Zwangsarbeit politischer Häftlinge in der DDR war ein zentral gesteuertes System wirtschaftlicher Ausbeutung, geringfügiger Arbeitsentlohnung bei schwerster Bestrafung für Arbeitsverweigerung, hoher Unfallquote und schlechter Ernährung. Bis heute leiden ehemalige politische Häftlinge an den Folgen teilweise menschenrechtsverletzender Behandlung im Strafvollzug der DDR. Darüber ist bisher nur wenig bekannt. Die Ausstellung „Hammer. Zirkel. Stacheldraht. – Zwangsarbeit politischer Häftlinge in der DDR“ widmet sich nun diesem Thema ausführlich. Sie wurde am Mittwoch, 11. November, um 13 Uhr im Landtag eröffnet.
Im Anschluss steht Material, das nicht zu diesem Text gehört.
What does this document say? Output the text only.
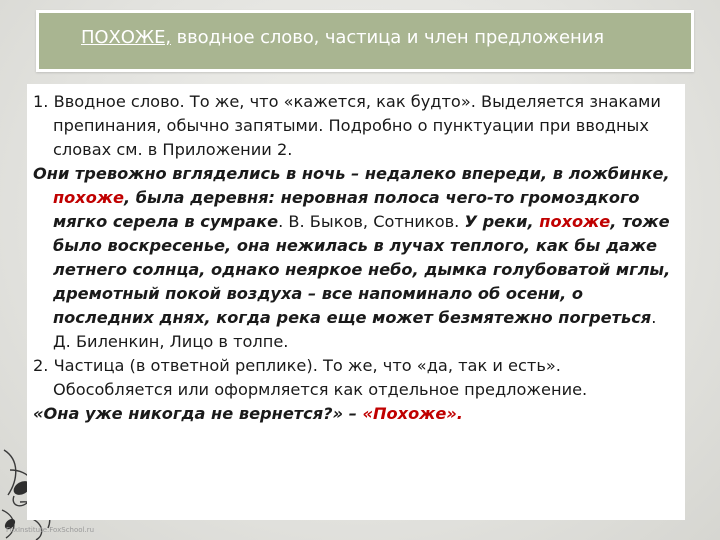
ПОХОЖЕ, вводное слово, частица и член предложения

1. Вводное слово. То же, что «кажется, как будто». Выделяется знаками препинания, обычно запятыми. Подробно о пунктуации при вводных словах см. в Приложении 2.

Они тревожно вгляделись в ночь – недалеко впереди, в ложбинке, похоже, была деревня: неровная полоса чего-то громоздкого мягко серела в сумраке. В. Быков, Сотников. У реки, похоже, тоже было воскресенье, она нежилась в лучах теплого, как бы даже летнего солнца, однако неяркое небо, дымка голубоватой мглы, дремотный покой воздуха – все напоминало об осени, о последних днях, когда река еще может безмятежно погреться. Д. Биленкин, Лицо в толпе.

2. Частица (в ответной реплике). То же, что «да, так и есть». Обособляется или оформляется как отдельное предложение.

«Она уже никогда не вернется?» – «Похоже».

FoxInstitute.FoxSchool.ru
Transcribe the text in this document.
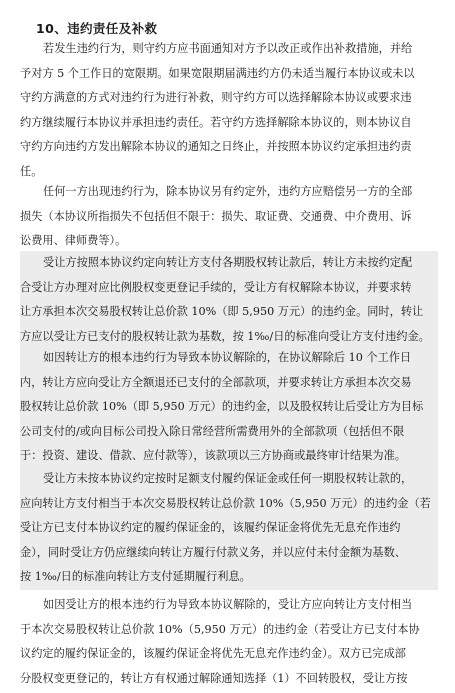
10、违约责任及补救
若发生违约行为，则守约方应书面通知对方予以改正或作出补救措施，并给
予对方 5 个工作日的宽限期。如果宽限期届满违约方仍未适当履行本协议或未以
守约方满意的方式对违约行为进行补救，则守约方可以选择解除本协议或要求违
约方继续履行本协议并承担违约责任。若守约方选择解除本协议的，则本协议自
守约方向违约方发出解除本协议的通知之日终止，并按照本协议约定承担违约责
任。
任何一方出现违约行为，除本协议另有约定外，违约方应赔偿另一方的全部
损失（本协议所指损失不包括但不限于：损失、取证费、交通费、中介费用、诉
讼费用、律师费等）。
受让方按照本协议约定向转让方支付各期股权转让款后，转让方未按约定配
合受让方办理对应比例股权变更登记手续的，受让方有权解除本协议，并要求转
让方承担本次交易股权转让总价款 10%（即 5,950 万元）的违约金。同时，转让
方应以受让方已支付的股权转让款为基数，按 1‰/日的标准向受让方支付违约金。
如因转让方的根本违约行为导致本协议解除的，在协议解除后 10 个工作日
内，转让方应向受让方全额退还已支付的全部款项，并要求转让方承担本次交易
股权转让总价款 10%（即 5,950 万元）的违约金，以及股权转让后受让方为目标
公司支付的/或向目标公司投入除日常经营所需费用外的全部款项（包括但不限
于：投资、建设、借款、应付款等），该款项以三方协商或最终审计结果为准。
受让方未按本协议约定按时足额支付履约保证金或任何一期股权转让款的，
应向转让方支付相当于本次交易股权转让总价款 10%（5,950 万元）的违约金（若
受让方已支付本协议约定的履约保证金的，该履约保证金将优先无息充作违约
金），同时受让方仍应继续向转让方履行付款义务，并以应付未付金额为基数、
按 1‰/日的标准向转让方支付延期履行利息。
如因受让方的根本违约行为导致本协议解除的，受让方应向转让方支付相当
于本次交易股权转让总价款 10%（5,950 万元）的违约金（若受让方已支付本协
议约定的履约保证金的，该履约保证金将优先无息充作违约金）。双方已完成部
分股权变更登记的，转让方有权通过解除通知选择（1）不回转股权，受让方按
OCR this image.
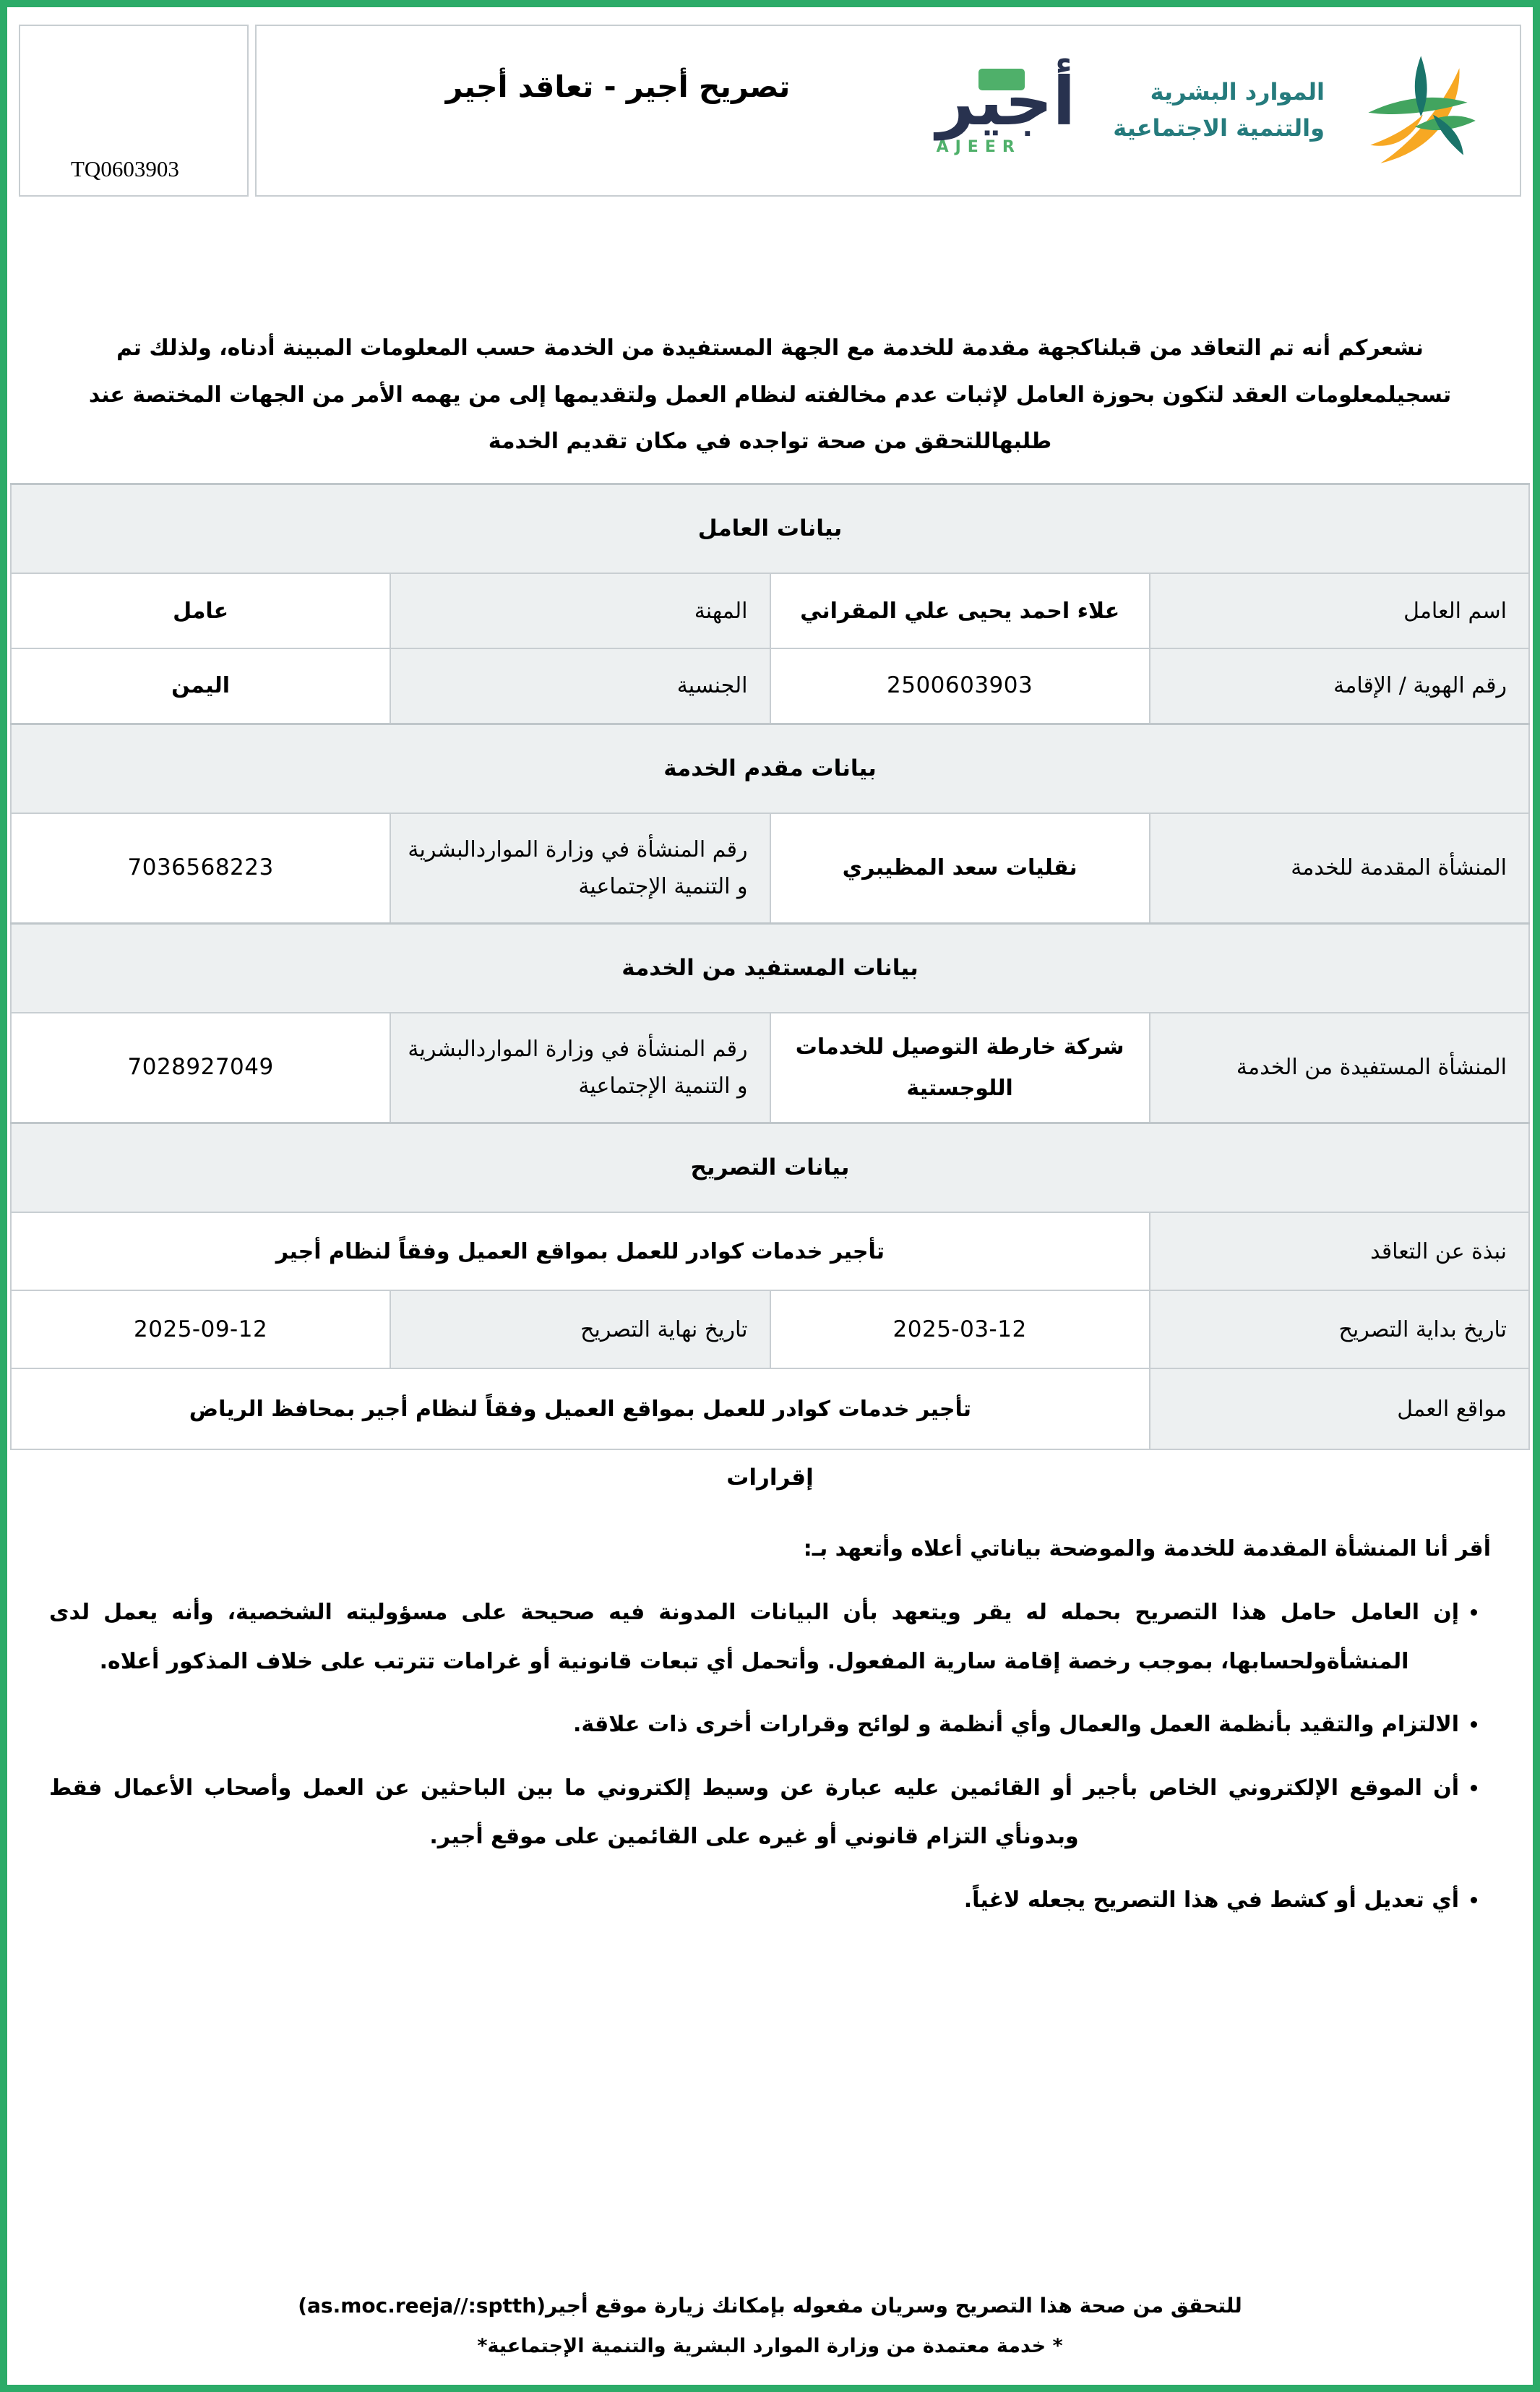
TQ0603903
تصريح أجير - تعاقد أجير أجير
AJEER
الموارد البشرية
والتنمية الاجتماعية
نشعركم أنه تم التعاقد من قبلناكجهة مقدمة للخدمة مع الجهة المستفيدة من الخدمة حسب المعلومات المبينة أدناه، ولذلك تم تسجيلمعلومات العقد لتكون بحوزة العامل لإثبات عدم مخالفته لنظام العمل ولتقديمها إلى من يهمه الأمر من الجهات المختصة عند طلبهاللتحقق من صحة تواجده في مكان تقديم الخدمة
بيانات العامل			
اسم العامل	علاء احمد يحيى علي المقراني	المهنة	عامل
رقم الهوية / الإقامة	2500603903	الجنسية	اليمن
بيانات مقدم الخدمة			
المنشأة المقدمة للخدمة	نقليات سعد المظيبري	رقم المنشأة في وزارة المواردالبشرية و التنمية الإجتماعية	7036568223
بيانات المستفيد من الخدمة			
المنشأة المستفيدة من الخدمة	شركة خارطة التوصيل للخدمات اللوجستية	رقم المنشأة في وزارة المواردالبشرية و التنمية الإجتماعية	7028927049
بيانات التصريح			
نبذة عن التعاقد	تأجير خدمات كوادر للعمل بمواقع العميل وفقاً لنظام أجير		
تاريخ بداية التصريح	2025-03-12	تاريخ نهاية التصريح	2025-09-12
مواقع العمل	تأجير خدمات كوادر للعمل بمواقع العميل وفقاً لنظام أجير بمحافظ الرياض		
إقرارات
أقر أنا المنشأة المقدمة للخدمة والموضحة بياناتي أعلاه وأتعهد بـ:
• إن العامل حامل هذا التصريح بحمله له يقر ويتعهد بأن البيانات المدونة فيه صحيحة على مسؤوليته الشخصية، وأنه يعمل لدى المنشأةولحسابها، بموجب رخصة إقامة سارية المفعول. وأتحمل أي تبعات قانونية أو غرامات تترتب على خلاف المذكور أعلاه.
• الالتزام والتقيد بأنظمة العمل والعمال وأي أنظمة و لوائح وقرارات أخرى ذات علاقة.
• أن الموقع الإلكتروني الخاص بأجير أو القائمين عليه عبارة عن وسيط إلكتروني ما بين الباحثين عن العمل وأصحاب الأعمال فقط وبدونأي التزام قانوني أو غيره على القائمين على موقع أجير.
• أي تعديل أو كشط في هذا التصريح يجعله لاغياً.
للتحقق من صحة هذا التصريح وسريان مفعوله بإمكانك زيارة موقع أجير(as.moc.reeja//:sptth)
* خدمة معتمدة من وزارة الموارد البشرية والتنمية الإجتماعية*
Die Ausstellung entstand als Kooperation der Landesbeauftragten für Stasi-Unterlagen mit der Landeszentrale für politische Bildung, der Union der Opferverbände kommunistischer Gewaltherrschaft e. V. (UOKG) sowie dem Bürgerkomitee Magdeburg e. V. Durch ihren Fokus auf Sachsen-Anhalt leistet sie einen Beitrag zur Aufarbeitung der Geschichte der Zwangsarbeit politischer Häftlinge in unserem Land. Zugleich soll die Schau eine Diskussion über den Umfang, die Schwere, die Folgen und die nötigen Antworten von Gesellschaft, Wirtschaft und Politik eröffnen.
Zwischen 1945 und 1989 gab es auf dem Gebiet des heutigen Sachsen-Anhalt etwa 55 Haftstätten. In diesen Gefängnissen oder aus ihnen heraus mussten politische Gefangene in circa 180 Betrieben Zwangsarbeit verrichten: beim Thermometerbau in Aschersleben, im Walzwerk Burg, den chemischen Kombinaten Buna und Bitterfeld, im Magdeburger MAW, in der Braunkohle in Bitterfeld oder im Kupferbergbau beim Mansfeldkombinat.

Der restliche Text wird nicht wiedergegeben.